Apesar de populares, os termos Organização Não-Governamental (ONG) e instituto não existem legalmente. São nomes genéricos para se referir a fundações e associações, as duas entidades privadas sem fins lucrativos do Código Civil brasileiro.

Como os termos inexistem na legislação, não há diferença legal entre eles. A diferença se dá no uso popular.

“ONG” costuma ser usado para se referir, de forma geral, às entidades sem fins lucrativos. Já “instituto” é um nome fantasia adotado por algumas ONGs por livre escolha, sem gerar direitos ou deveres.

Assim, o Instituto Phi, por exemplo, é uma conhecida ONG que opta por ter “instituto” como nome fantasia. Poderia mudar seu nome, sem nenhum prejuízo nem mudança fundamental, para “Associação Phi” ou simplesmente “Phi”.

A origem do termo “Instituto”

Instituto é uma palavra bem antiga. Vem do latim “Statuere”, que significa “colocar em pé” ou “estabelecer”.

Com o tempo, seu sentido foi sendo mudado para “organização que promove uma causa ou persegue uma meta”.

No Brasil, este termo é tradicionalmente usado por organizações de ensino e pesquisa e/ou sem fins lucrativos.

“Instituto” é muito adotado, por exemplo, por ONGs ligadas a empresas ou grandes famílias, embora não haja nenhuma obrigação nesse sentido.

A origem do termo

O termo “Organização Não Governamental (ONG)” foi utilizado pela primeira vez em 1950, numa publicação da Organização das Nações Unidas (ONU).

Esta denominação se difundiu bastante em todo mundo e chegou ao Brasil no final do século XX. Atualmente, no país, 95% das entidades chamadas popularmente de ONGs são Associações, enquanto 5% são fundações.

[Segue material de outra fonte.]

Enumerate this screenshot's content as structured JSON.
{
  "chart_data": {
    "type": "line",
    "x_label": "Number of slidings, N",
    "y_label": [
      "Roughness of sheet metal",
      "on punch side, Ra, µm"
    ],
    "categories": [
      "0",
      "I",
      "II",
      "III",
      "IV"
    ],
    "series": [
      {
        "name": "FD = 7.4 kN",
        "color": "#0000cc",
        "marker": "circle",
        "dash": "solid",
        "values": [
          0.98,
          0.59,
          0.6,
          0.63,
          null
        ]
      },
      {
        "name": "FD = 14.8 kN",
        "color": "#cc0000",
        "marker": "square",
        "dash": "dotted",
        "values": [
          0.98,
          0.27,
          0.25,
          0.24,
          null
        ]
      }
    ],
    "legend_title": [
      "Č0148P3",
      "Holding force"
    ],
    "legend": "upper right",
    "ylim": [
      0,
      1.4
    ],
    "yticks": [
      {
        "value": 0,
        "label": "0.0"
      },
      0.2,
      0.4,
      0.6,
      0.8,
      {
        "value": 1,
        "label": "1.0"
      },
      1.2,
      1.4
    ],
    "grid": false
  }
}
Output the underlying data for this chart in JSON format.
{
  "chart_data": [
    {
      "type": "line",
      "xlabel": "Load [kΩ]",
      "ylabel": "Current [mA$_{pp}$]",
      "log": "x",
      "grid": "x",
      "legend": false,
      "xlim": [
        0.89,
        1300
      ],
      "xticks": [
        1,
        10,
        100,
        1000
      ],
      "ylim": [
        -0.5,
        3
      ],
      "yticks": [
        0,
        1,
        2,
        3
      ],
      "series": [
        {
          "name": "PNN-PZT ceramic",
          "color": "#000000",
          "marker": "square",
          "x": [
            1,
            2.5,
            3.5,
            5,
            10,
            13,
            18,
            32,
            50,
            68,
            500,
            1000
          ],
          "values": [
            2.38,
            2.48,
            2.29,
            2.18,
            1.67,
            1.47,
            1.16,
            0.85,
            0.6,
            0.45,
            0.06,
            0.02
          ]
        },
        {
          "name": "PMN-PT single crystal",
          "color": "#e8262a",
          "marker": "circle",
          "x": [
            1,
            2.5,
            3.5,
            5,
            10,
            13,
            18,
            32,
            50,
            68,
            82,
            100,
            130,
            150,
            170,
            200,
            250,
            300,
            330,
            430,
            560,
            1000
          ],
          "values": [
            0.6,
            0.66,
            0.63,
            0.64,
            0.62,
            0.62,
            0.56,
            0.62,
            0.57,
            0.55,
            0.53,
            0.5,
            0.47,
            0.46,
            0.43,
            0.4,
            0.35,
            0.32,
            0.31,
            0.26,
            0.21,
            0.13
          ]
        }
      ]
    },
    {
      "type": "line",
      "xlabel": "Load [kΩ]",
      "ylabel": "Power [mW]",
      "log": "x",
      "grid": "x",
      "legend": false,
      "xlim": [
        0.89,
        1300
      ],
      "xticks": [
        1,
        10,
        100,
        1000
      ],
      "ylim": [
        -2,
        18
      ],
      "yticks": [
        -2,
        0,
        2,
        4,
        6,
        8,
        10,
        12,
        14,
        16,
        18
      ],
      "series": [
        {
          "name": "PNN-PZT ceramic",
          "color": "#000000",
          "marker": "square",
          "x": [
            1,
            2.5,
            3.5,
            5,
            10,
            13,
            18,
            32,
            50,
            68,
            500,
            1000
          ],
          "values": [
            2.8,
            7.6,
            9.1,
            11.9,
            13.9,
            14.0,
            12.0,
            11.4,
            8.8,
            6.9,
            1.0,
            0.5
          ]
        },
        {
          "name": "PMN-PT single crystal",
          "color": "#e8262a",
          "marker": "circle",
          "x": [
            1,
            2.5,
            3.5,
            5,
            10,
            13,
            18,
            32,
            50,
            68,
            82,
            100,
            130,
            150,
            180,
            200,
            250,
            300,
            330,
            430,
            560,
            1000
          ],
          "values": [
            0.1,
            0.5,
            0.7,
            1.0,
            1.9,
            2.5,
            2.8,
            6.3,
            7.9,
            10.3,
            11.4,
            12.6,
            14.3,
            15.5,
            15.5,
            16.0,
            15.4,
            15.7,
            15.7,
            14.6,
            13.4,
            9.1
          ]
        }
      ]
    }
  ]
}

Diferença instituto e ONG - chart

As Associações

Associações têm como ponto central uma causa, em torno da qual pessoas se unem. Exemplo: eu e meu vizinho queremos preservar um rio do nosso bairro. Nos mobilizamos e criamos a associação “Bairro feliz”, para lutar pela nossa causa. O processo é simples e barato.

Estes são os requisitos para abrir uma associação:

  • Constituição feita a partir de pessoas
  • Patrimônio inicial não obrigatório
  • Finalidade (causa) da associação é livre
  • Os fundadores decidem
  • As regras de funcionamento são livremente definidas pelos membros
  • A Assembleia Geral é o órgão soberano

As Fundações

Fundações têm como ponto central o patrimônio. Uma pessoa física ou jurídica faz uma doação financeira para um propósito específico. Um exemplo é a Fundação Roberto Marinho, formada a partir da doação de parte do patrimônio do bilionário brasileiro. Este processo é bem mais complexo, incluindo fiscalização do Ministério Público.

Estes são os requisitos para abrir uma fundação:

  • Constituição a partir de patrimônio aprovado pelo Ministério Público
  • Finalidade (causa) da fundação deve ser: assistência social; cultura; defesa e conservação do patrimônio histórico e artístico; educação; saúde; segurança alimentar e nutricional; defesa, preservação e conservação do meio ambiente e promoção do desenvolvimento sustentável; pesquisa científica, desenvolvimento de tecnologias alternativas, modernização de sistemas de gestão, produção e divulgação de informações e conhecimentos técnicos e científicos; promoção da ética, cidadania, democracia e dos direitos humanos; atividades religiosas
  • As regras de funcionamento são fiscalizadas pelo Ministério Público
  • Criada por escritura pública ou testamento
  • Todos os atos devem ser aprovados pelo Ministério Público

Organização da Sociedade Civil (OSC): a nova denominação

A Lei 13.019/2014, o Marco Regulatório das Organizações da Sociedade Civil (MROSC), estabeleceu uma nova nomenclatura para se referir genericamente às associações e fundações: Organização da Sociedade Civil (OSC).

Um dos objetivos deste novo termo é dar ênfase à importância da sociedade civil nas associações e fundações. Considerou-se importante, portanto, que isso estivesse expresso no termo que faz referência a elas.

Embora “OSC” seja um nome ainda pouco difundido, ele vem gradativamente substituindo o uso de “ONG”. O termo já tem sido usado, por exemplo, pelo Instituto de Pesquisa Econômica Aplicada (IPEA) no Mapa das OSCs e no estudo Impacto da Covid-19 nas OSCs brasileiras, da consultoria Mobiliza.

Em um futuro próximo pode ser que OSC seja o nome popular que faça referência genérica a Associações e Fundações, e “ONG” caia em desuso.